The Benoit bill mentioned by Barry in his last post is more legit, taking our unique system of federalism and applying it politically to make candidates compete district-by-district rather than at-large, or worse, nationally (as is the case with Umberg’s bill). The idea failed on an initiative in Colorado but works in Maine and Nebraska; nevertheless, it is still tinkering with an institution that has worked for over 200 years.
The Electoral College has done wonders to our Republic– it’s original design was firstly a compromise that helped patch up the problems of direct democracy in who chooses the President, the balance of big versus small states (today’s urban versus rural campaigning environments), and the separation of powers– as some advocated having Congress select the executive like the British system.
The Founders knew best, and we’d be wise to preserve the last remaining designs to keep this Republic functioning. We should never let extreme anomalies and political opportunity whither this institution.
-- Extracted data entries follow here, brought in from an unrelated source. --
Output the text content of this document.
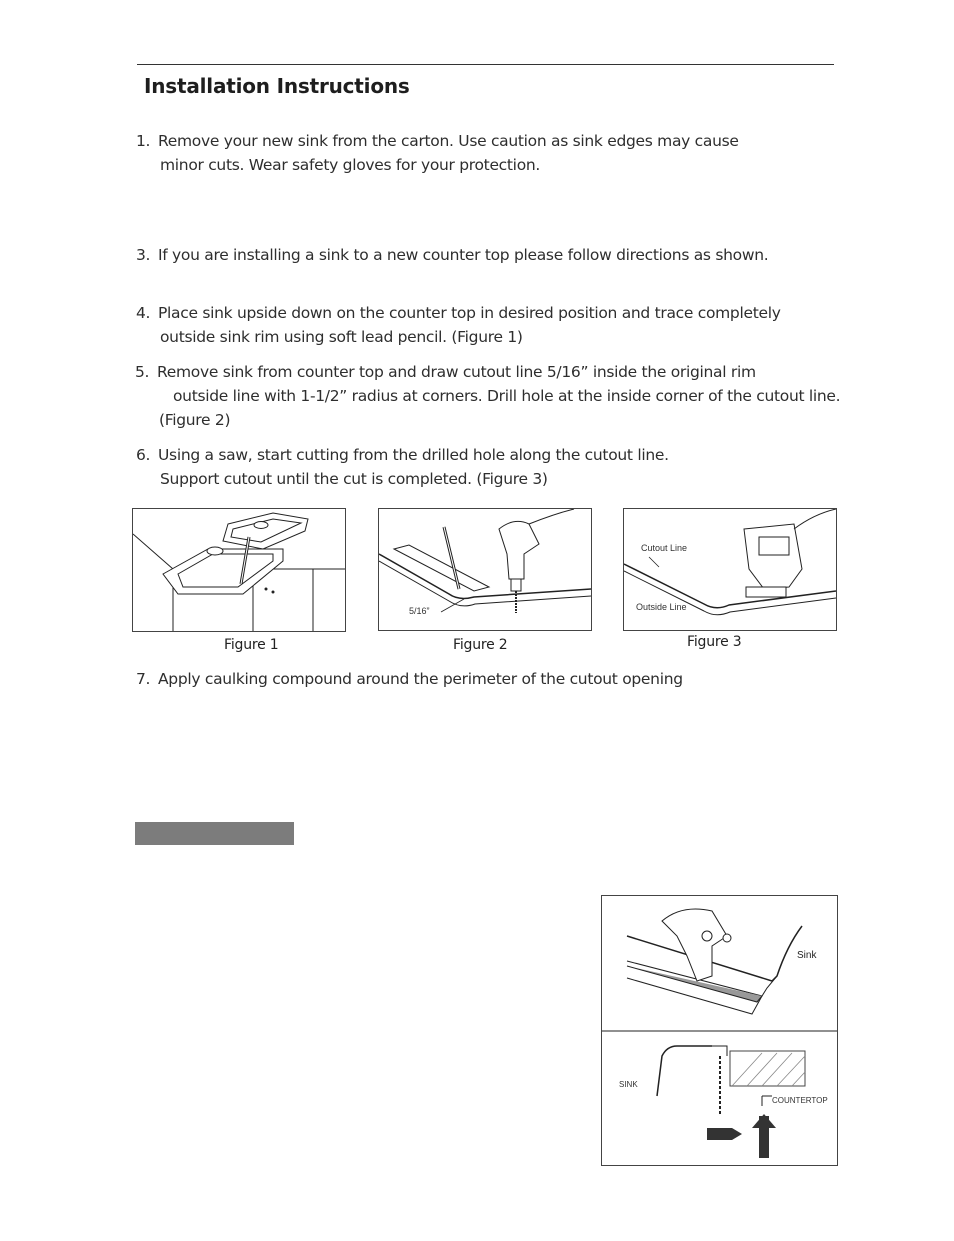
Installation Instructions
1. Remove your new sink from the carton. Use caution as sink edges may cause
minor cuts. Wear safety gloves for your protection.
3. If you are installing a sink to a new counter top please follow directions as shown.
4. Place sink upside down on the counter top in desired position and trace completely
outside sink rim using soft lead pencil. (Figure 1)
5. Remove sink from counter top and draw cutout line 5/16” inside the original rim
outside line with 1-1/2” radius at corners. Drill hole at the inside corner of the cutout line.
(Figure 2)
6. Using a saw, start cutting from the drilled hole along the cutout line.
Support cutout until the cut is completed. (Figure 3)
Figure 1
5/16”
Figure 2
Cutout Line
Outside Line
Figure 3
7. Apply caulking compound around the perimeter of the cutout opening
Sink
SINK
COUNTERTOP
September 25th, 2006 at 12:00 am
Since the “end run” comment was proximate to mention of the electoral college, I assumed that was the issue of contention.
Yes, you are right about interstate compacts. I assume the legislation directs the state legislature to seek congressinal permission for the compact, because obviously states can’t enter into a compact without it.
I am not sold on the “The Founders knew best” argument, however. As I noted in my original post, the Founders didn’t even envision the rise of political parties. They assumed the voters of each state would select electors on their own merits. The electors would then use their best judgement to decide for whom to vote. And more often then not, the electoral college would fail to give anyone a majority. Congress would then fulfill the role of picking our President and Vice President.
The current system bears little resembalance to what the Founders envisoned.
Also, under the current system, Californians have already had their vote taken away. We have little influence in either the selection OF party nominees or the selection FROM the party nominees. The former is dominated by places like Iowa and New Hampshire, and the latter is up to places like Florida, Ohio, and even Nevada. I blame Florida for that mess that is Medicare Part D.